In Hadley Wickham’s paper on tidy data, he makes a few points that I really appreciated.

Data sets are made up of variables and observations.  In the database world, we’d call variables attributes and observations entities.  In the spreadsheet world, we’d call variables/attributes columns and observations/entities rows.

Each variable contains all values which measure the same underlying attribute across units.  For example, a variable might be the height of a person.  In that case, every instance of that variable should be the height of a person.  You should not intersperse measures, like having the variable contain height for a person, wingspan for a bird, and hind leg length for a dog.

Each observation contains all values measured on the same unit.  For example, we might have a person, and different variables which represent the person:  height, weight, wingspan, primary handedness, maximum number of ice cream cones consumed in a single sitting, etc.  We should not have data for two separate people in the same observation; each person, in this case, gets his own observation.

The reason we want to arrange our data this way is that it makes life easier for us.  First, it is easier to describe relationships between variables.  For example, your age is a function of your date of birth and the current date.  If we have date of birth and current date as two variables, we can easily calculate age.  Here we can see it in R and SQL:

people$age <- as.double(difftime(people$current_date, people$date_of_birth, units = "days")) / 365.25 
 SELECT 	DateOfBirth, 	CurrentDate, 	DATEDIFF(DAY, DateOfBirth, CurrentDate) / 365.25 AS Age FROM dbo.Person; 

By contrast, it is easier to make comparisons between observations.  For example, we can easily determine how many people are using a particular telephone number:

 telephones %>%
  group_by(telephone_number) %>%
  summarize(number_of_users = n()) %>%
  select(telephone_number, number_of_users)
SELECT
	TelephoneNumber,
	COUNT(1) AS NumberOfUsers
FROM dbo.Telephone
GROUP BY
	Telephone;

The kicker, as Wickham describes on pages 4-5, is that normalization is a critical part of tidying data.  Specifically, Wickham argues that tidy data should achieve third normal form.

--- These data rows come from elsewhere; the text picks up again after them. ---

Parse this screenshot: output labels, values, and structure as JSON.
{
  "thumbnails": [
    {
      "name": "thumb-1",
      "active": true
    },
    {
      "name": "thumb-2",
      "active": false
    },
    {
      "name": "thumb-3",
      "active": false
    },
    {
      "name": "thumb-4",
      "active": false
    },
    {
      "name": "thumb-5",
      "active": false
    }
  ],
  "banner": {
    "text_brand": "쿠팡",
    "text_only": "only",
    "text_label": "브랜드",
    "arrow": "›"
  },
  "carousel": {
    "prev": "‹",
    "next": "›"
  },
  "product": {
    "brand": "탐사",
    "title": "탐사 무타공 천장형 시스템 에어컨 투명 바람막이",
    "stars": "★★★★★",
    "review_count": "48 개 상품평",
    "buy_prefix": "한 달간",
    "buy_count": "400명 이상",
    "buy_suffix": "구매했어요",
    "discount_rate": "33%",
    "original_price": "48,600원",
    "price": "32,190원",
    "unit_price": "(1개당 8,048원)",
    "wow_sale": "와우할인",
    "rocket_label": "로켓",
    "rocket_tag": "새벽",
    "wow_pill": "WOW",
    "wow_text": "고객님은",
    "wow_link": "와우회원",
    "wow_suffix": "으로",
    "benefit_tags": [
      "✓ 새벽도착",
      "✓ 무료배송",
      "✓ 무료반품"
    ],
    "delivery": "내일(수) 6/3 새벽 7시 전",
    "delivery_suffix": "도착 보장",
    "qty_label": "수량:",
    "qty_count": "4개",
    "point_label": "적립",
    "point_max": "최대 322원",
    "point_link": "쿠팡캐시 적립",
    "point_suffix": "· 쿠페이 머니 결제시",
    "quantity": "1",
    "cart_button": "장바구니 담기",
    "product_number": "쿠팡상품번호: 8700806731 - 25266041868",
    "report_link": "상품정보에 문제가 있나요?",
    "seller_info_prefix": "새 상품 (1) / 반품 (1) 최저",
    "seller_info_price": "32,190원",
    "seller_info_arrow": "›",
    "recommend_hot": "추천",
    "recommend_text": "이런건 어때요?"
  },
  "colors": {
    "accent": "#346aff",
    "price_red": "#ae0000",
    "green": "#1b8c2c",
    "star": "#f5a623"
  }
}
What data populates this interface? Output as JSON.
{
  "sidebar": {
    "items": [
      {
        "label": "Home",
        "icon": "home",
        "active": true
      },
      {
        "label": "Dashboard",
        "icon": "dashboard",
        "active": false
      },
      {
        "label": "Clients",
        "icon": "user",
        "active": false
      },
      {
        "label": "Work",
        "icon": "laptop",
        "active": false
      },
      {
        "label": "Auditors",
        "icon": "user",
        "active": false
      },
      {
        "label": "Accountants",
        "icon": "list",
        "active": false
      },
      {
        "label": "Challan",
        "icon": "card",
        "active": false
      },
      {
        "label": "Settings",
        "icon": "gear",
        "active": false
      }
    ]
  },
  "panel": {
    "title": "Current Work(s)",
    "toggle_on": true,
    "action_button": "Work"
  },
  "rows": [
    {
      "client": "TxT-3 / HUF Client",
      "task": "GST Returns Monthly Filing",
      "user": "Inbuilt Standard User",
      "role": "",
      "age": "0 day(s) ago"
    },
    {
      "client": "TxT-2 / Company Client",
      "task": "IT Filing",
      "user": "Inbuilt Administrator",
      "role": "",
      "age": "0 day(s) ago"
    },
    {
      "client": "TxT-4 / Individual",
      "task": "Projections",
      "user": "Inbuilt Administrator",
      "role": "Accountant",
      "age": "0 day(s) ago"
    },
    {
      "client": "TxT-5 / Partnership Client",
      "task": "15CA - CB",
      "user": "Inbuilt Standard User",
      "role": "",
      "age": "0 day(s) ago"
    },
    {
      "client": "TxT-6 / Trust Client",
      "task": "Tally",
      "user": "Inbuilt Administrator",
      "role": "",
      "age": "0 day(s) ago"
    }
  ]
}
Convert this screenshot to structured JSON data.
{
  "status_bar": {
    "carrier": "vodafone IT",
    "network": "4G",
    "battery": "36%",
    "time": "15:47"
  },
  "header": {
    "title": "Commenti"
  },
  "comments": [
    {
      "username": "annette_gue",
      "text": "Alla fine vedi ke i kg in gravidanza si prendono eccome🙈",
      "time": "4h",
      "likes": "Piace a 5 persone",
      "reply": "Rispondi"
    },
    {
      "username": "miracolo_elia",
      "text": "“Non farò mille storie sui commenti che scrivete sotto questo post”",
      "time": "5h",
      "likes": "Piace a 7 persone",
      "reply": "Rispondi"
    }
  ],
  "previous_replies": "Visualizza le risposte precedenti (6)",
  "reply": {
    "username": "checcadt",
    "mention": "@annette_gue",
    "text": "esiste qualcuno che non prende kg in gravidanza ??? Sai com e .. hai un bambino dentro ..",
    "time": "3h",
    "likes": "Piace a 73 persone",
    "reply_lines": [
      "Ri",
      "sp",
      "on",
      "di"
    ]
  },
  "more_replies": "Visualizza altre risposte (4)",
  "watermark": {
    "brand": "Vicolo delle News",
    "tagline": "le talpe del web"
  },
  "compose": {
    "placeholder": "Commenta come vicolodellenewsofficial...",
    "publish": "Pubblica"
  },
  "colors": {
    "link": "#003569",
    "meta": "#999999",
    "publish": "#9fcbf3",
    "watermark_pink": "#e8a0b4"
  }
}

Now, in practice, Wickham argues, we tend to need to denormalize data because analytics tools prefer having everything connected together, but the way we denormalize still retains a fairly normal structure:  we still treat observations and variables like we would in a normalized data structure, so we don’t try to pack multiple observations in the same row or multiple variables in the same column, reuse a column for multiple purposes, etc.